Lebanon — Many Lebanese woke up with a sense of relief Wednesday. The sight of morning rain was soothing after a tedious day of firefighters battling raging forest fires.
Tuesday’sblaze in a mountainous area near Beirut was officially described as disastrous. According to local media reports, the fires consumed around 1,200 acres of land. People were seen fleeing in some areas.
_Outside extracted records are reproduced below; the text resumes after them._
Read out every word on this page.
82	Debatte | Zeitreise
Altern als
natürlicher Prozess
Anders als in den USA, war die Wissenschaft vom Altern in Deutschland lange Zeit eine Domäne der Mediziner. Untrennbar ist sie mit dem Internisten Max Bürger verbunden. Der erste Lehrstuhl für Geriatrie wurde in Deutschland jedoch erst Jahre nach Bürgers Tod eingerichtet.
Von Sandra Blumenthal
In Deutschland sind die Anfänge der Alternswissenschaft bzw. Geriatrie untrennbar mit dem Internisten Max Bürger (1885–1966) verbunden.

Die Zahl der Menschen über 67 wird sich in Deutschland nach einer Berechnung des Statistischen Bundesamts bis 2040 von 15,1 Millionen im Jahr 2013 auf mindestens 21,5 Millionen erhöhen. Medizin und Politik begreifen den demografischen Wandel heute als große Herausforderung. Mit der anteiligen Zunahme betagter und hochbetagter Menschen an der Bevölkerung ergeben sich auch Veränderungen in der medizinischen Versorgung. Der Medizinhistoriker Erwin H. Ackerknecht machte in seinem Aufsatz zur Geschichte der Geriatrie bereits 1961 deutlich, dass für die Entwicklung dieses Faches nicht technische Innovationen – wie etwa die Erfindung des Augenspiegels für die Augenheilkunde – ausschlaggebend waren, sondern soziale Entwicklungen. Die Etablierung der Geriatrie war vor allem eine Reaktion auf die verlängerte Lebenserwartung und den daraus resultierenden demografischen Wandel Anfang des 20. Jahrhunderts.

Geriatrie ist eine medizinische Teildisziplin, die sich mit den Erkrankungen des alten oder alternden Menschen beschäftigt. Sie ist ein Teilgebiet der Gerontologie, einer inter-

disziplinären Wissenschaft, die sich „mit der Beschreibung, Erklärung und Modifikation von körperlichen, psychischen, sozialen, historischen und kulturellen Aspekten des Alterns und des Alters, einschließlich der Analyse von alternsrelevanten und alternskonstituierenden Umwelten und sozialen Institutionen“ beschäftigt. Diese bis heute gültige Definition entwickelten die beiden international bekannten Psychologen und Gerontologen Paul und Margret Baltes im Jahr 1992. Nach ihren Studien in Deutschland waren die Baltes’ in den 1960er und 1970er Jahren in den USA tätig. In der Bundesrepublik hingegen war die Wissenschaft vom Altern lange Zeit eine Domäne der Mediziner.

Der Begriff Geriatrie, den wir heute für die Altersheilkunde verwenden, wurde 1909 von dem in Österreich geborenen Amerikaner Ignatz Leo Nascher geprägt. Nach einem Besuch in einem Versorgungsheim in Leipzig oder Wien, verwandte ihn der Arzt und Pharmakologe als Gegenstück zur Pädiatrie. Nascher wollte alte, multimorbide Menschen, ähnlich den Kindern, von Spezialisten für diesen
Students were evacuated in an emergency from one university campus, and four firefighters were injured trying to extinguish the fires.
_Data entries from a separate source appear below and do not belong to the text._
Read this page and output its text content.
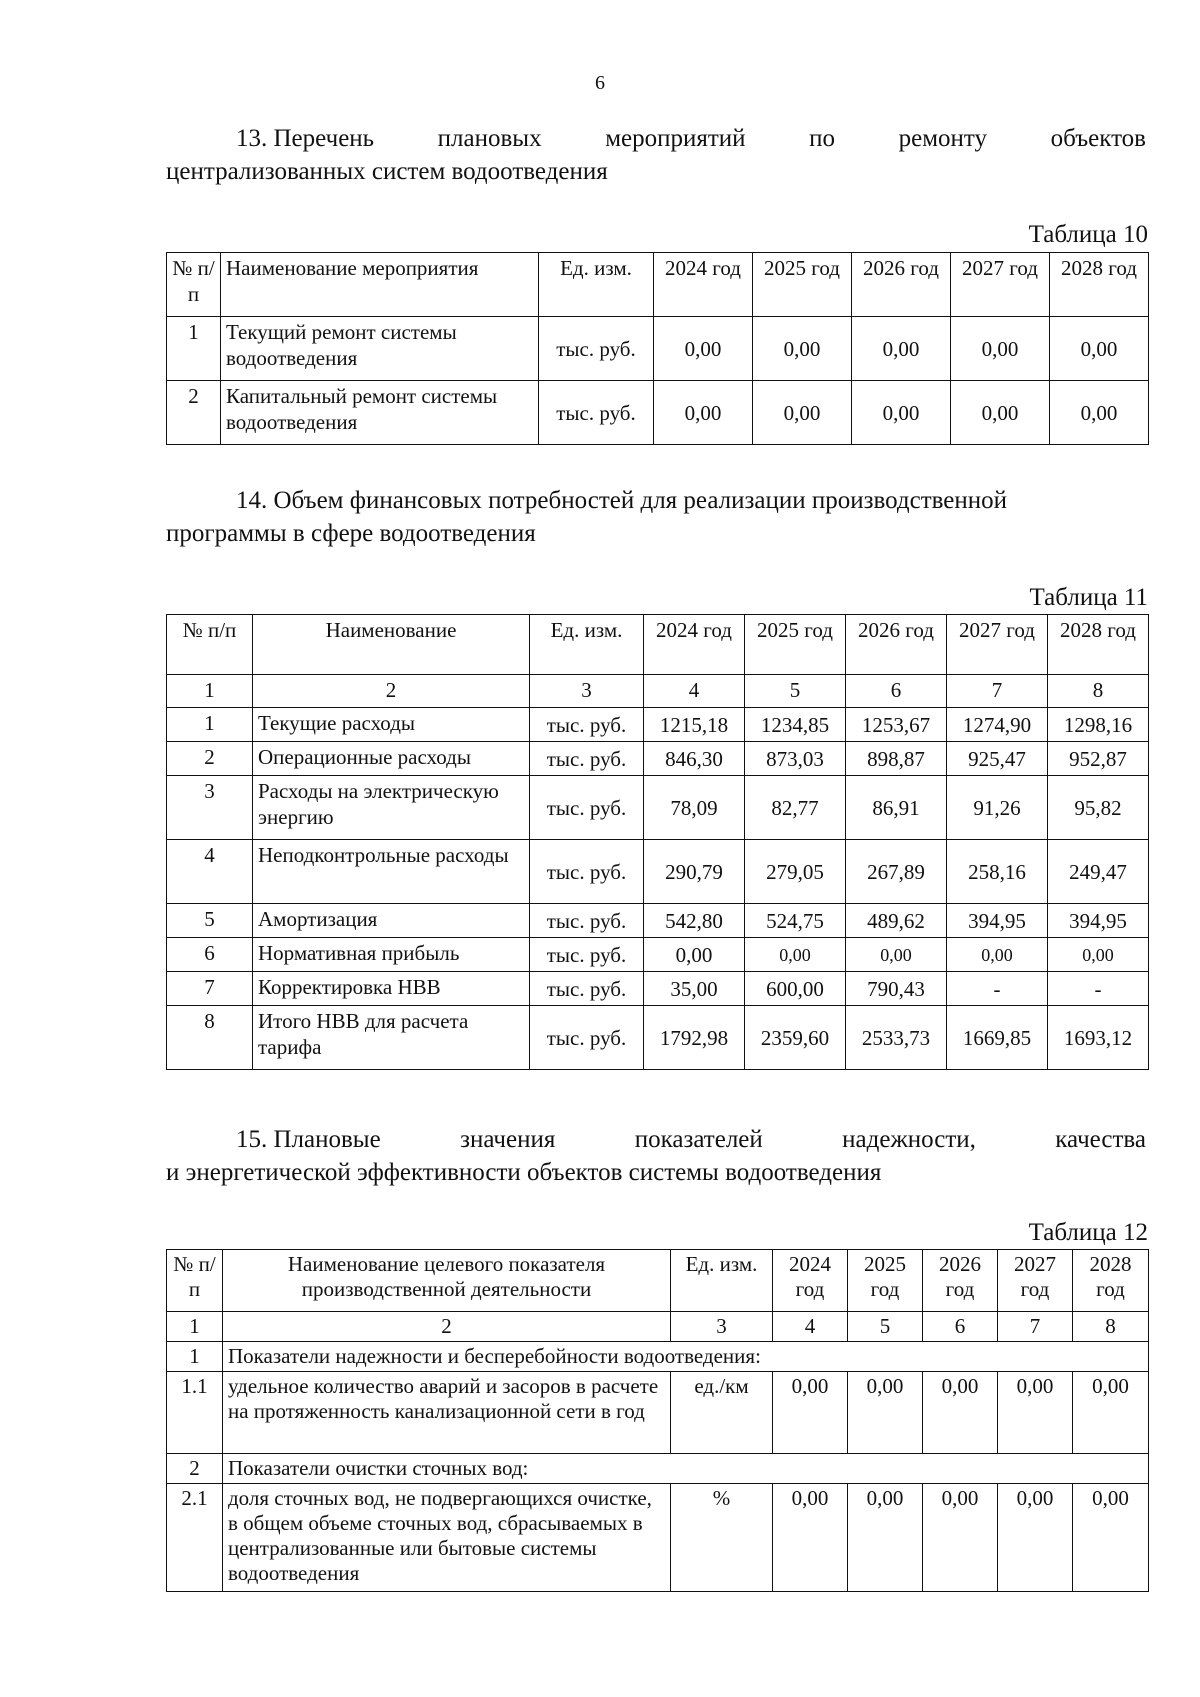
6
13. Перечень	плановых	мероприятий	по	ремонту	объектов
централизованных систем водоотведения
Таблица 10
№ п/п	Наименование мероприятия	Ед. изм.	2024 год	2025 год	2026 год	2027 год	2028 год
1	Текущий ремонт системы водоотведения	тыс. руб.	0,00	0,00	0,00	0,00	0,00
2	Капитальный ремонт системы водоотведения	тыс. руб.	0,00	0,00	0,00	0,00	0,00
14. Объем финансовых потребностей для реализации производственной
программы в сфере водоотведения
Таблица 11
№ п/п	Наименование	Ед. изм.	2024 год	2025 год	2026 год	2027 год	2028 год
1	2	3	4	5	6	7	8
1	Текущие расходы	тыс. руб.	1215,18	1234,85	1253,67	1274,90	1298,16
2	Операционные расходы	тыс. руб.	846,30	873,03	898,87	925,47	952,87
3	Расходы на электрическую энергию	тыс. руб.	78,09	82,77	86,91	91,26	95,82
4	Неподконтрольные расходы	тыс. руб.	290,79	279,05	267,89	258,16	249,47
5	Амортизация	тыс. руб.	542,80	524,75	489,62	394,95	394,95
6	Нормативная прибыль	тыс. руб.	0,00	0,00	0,00	0,00	0,00
7	Корректировка НВВ	тыс. руб.	35,00	600,00	790,43	-	-
8	Итого НВВ для расчета тарифа	тыс. руб.	1792,98	2359,60	2533,73	1669,85	1693,12
15. Плановые	значения	показателей	надежности,	качества
и энергетической эффективности объектов системы водоотведения
Таблица 12
№ п/п	Наименование целевого показателя производственной деятельности	Ед. изм.	2024 год	2025 год	2026 год	2027 год	2028 год
1	2	3	4	5	6	7	8
1	Показатели надежности и бесперебойности водоотведения:						
1.1	удельное количество аварий и засоров в расчете на протяженность канализационной сети в год	ед./км	0,00	0,00	0,00	0,00	0,00
2	Показатели очистки сточных вод:						
2.1	доля сточных вод, не подвергающихся очистке, в общем объеме сточных вод, сбрасываемых в централизованные или бытовые системы водоотведения	%	0,00	0,00	0,00	0,00	0,00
Photo: Trees burn as Lebanese watch the wildfire that started in the village of Ein el-Hawr, south of Beirut, on Oct. 14. (Mohammed Zaatari/Associated Press)
Photo: A Lebanese firefighter sprays water on a burning tree in a forest in Dibiyeh village, southeast of Beirut, on Oct. 14. (Ramzi Haidar / AFP/Getty Images)
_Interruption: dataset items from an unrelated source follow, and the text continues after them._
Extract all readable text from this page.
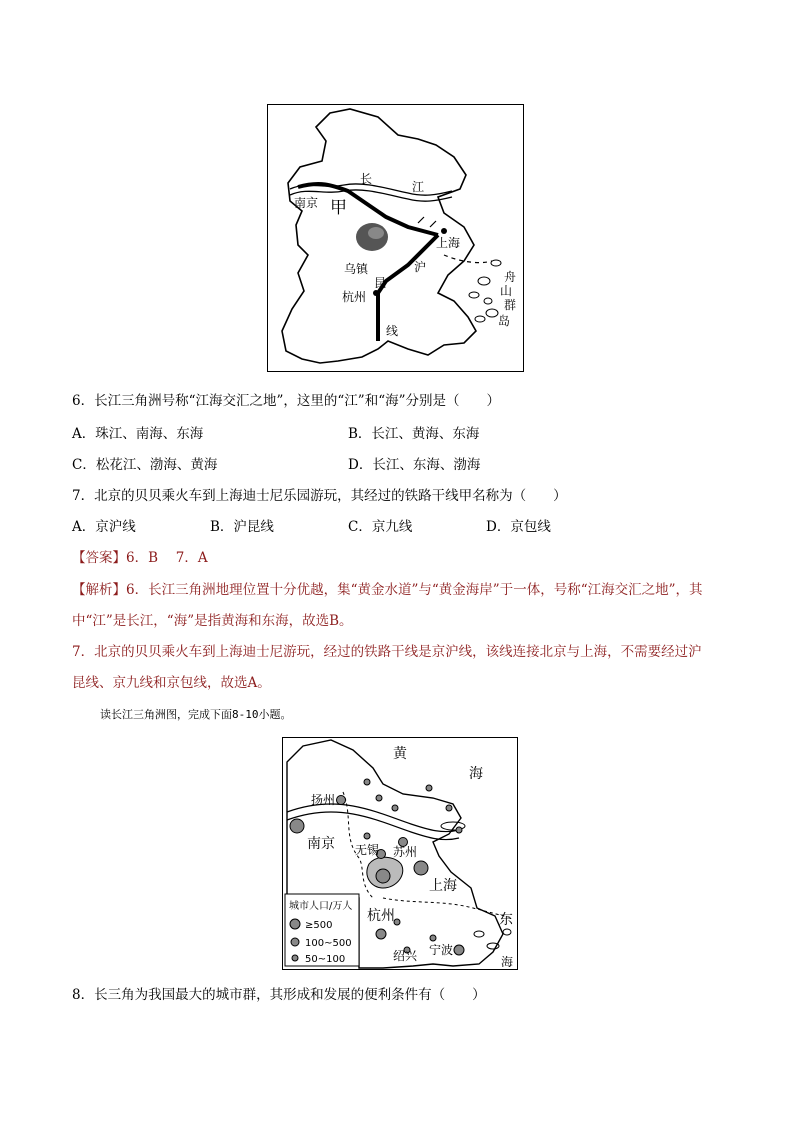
长
江
南京 甲
上海
乌镇	沪
昆
杭州
线
舟
山
群
岛
6．长江三角洲号称“江海交汇之地”，这里的“江”和“海”分别是（　　）
A．珠江、南海、东海	B．长江、黄海、东海
C．松花江、渤海、黄海	D．长江、东海、渤海
7．北京的贝贝乘火车到上海迪士尼乐园游玩，其经过的铁路干线甲名称为（　　）
A．京沪线	B．沪昆线	C．京九线	D．京包线
【答案】6．B　 7．A
【解析】6．长江三角洲地理位置十分优越，集“黄金水道”与“黄金海岸”于一体，号称“江海交汇之地”，其
中“江”是长江，“海”是指黄海和东海，故选B。
7．北京的贝贝乘火车到上海迪士尼游玩，经过的铁路干线是京沪线，该线连接北京与上海，不需要经过沪
昆线、京九线和京包线，故选A。
读长江三角洲图，完成下面8-10小题。
城市人口/万人
≥500
100~500
50~100
黄
海
扬州
南京 无锡 苏州
上海
杭州
绍兴 宁波
东
海
8．长三角为我国最大的城市群，其形成和发展的便利条件有（　　）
Wednesday’s papers published front-page photos of people trying vainly to prevent fires from destroying woodlands.
The daily An-Nahar described the blaze as a hurricane of fire. Al-Akhbar newspaper said it was the worst fire in 2008 and described it as a Neroian scene, in reference to the Roman emperor, Nero, whose reign witnessed a fire that destroyed half of Rome.
The fires also highlighted the fact that authorities in Lebanon were not well-equipped to deal with forest fires. Every year around this period, forest fires cause a lot of damage to Lebanons greenery. Environmentalists have repeatedly sounded the alarm but say official measures to combat these blazes are never efficient enough.
Last year was particularly catastrophic when fires consumed thousands of acres of woodland in Lebanese mountains from north to south.
Eyes are tearful because we lack the capacity to extinguish forest fires, said Lebanons interior minister, Ziad Baroud, speaking from one of the affected areas live on local TV after midnight.
He said earlier that firefighters faced difficulties extinguishing the flames because of limited resources and the lack of personnel properly trained for this type of fire.
The interior ministry launched a campaign last month to raise $25 million needed to buy state-of-the-art firefighting equipment, including helicopters and trucks.
In September, anarticle warned that forest fires fostered partly by climate change could have a devastating effect on Lebanon. The article was run by IRIN (Integrated Regional Information Networks), a United Nations-linked news website.
The article said that forests covered 35% of Lebanon in 1965 but now covered only 13%, adding that Lebanon could completely lose its forests in 15 to 20 years if large-scale uncontrolled forest fires continued every year.